A rood is a historical English unit of land area equal to one-quarter of an acre (10,890 square feet or approximately 1,012 square meters). It was widely used in Britain from medieval times through the 19th century for measuring agricultural land, recording property boundaries, and dividing estates. The term comes from Old English and is related to the word "rod."
The rood is no longer used in modern land measurement, having been replaced by acres, hectares, and square meters. However, it still appears frequently in historical property deeds, tithe maps, enclosure awards, manorial records, and census returns from the 18th and 19th centuries. Anyone researching historical land records will encounter roods regularly.
Multiply the number of roods by 0.25 (or divide by 4). For example, 10 roods × 0.25 = 2.5 acres. Since 4 roods equal exactly 1 acre, the conversion is always a clean division by 4. For mixed A-R-P notation, convert each component separately and add them together.
One rood equals 10,890 square feet. Since an acre is 43,560 square feet and a rood is one-quarter of an acre, dividing 43,560 by 4 gives 10,890 square feet. This is equivalent to 1,210 square yards or approximately 1,012 square meters.
In the traditional English system: 40 perches (poles/rods) = 1 rood, 4 roods = 1 acre, and therefore 160 perches = 1 acre. Old property descriptions often use the format "X acres, Y roods, Z perches" (abbreviated A-R-P) to express land area precisely. One perch equals 30.25 square yards.
Roods appear in tithe maps and apportionments (1836-1851), enclosure awards (1750-1850), manorial court rolls, probate inventories, old Ordnance Survey records, census returns listing farm sizes, and property deeds from the 17th through 19th centuries across England, Wales, Ireland, and former British colonies including Australia and Canada.

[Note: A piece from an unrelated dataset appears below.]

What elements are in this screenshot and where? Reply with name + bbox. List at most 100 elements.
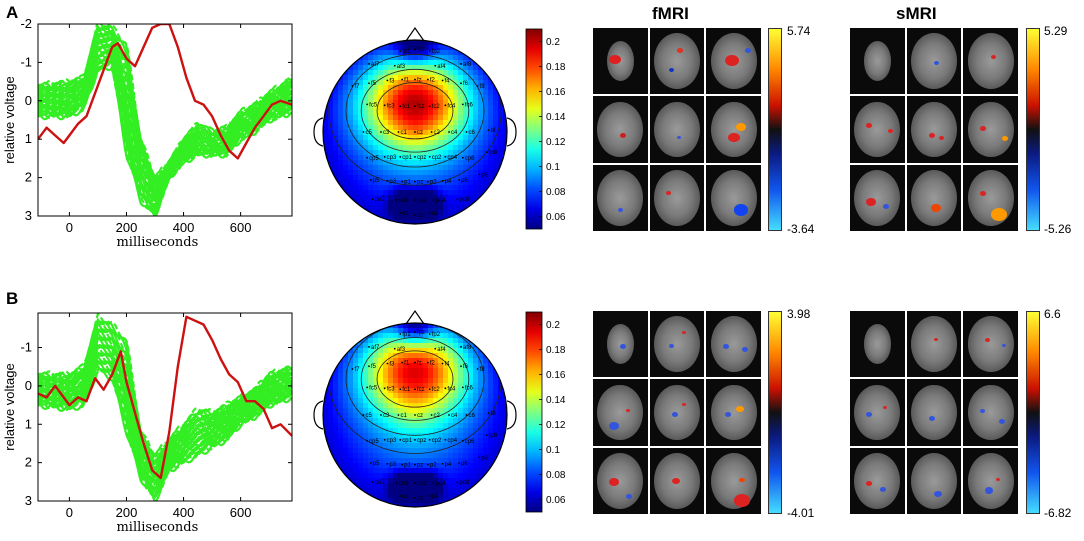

Historical property records use the format "A-R-P" meaning acres-roods-perches. For example, "3a 2r 15p" means 3 acres, 2 roods, and 15 perches. To convert to decimal acres: 3 + (2 × 0.25) + (15 × 0.00625) = 3.59375 acres. Always remember that roods max at 3 (since 4 roods = 1 acre) and perches max at 39 (since 40 perches = 1 rood).
This calculator uses the standard English rood definition where 1 rood = 0.25 acres (one-quarter of a statute acre). Some historical Scottish, Irish, or colonial records may use locally defined variants that differ slightly. For legal purposes, always verify the specific definition used in your source documents with a qualified land historian, archivist, or solicitor.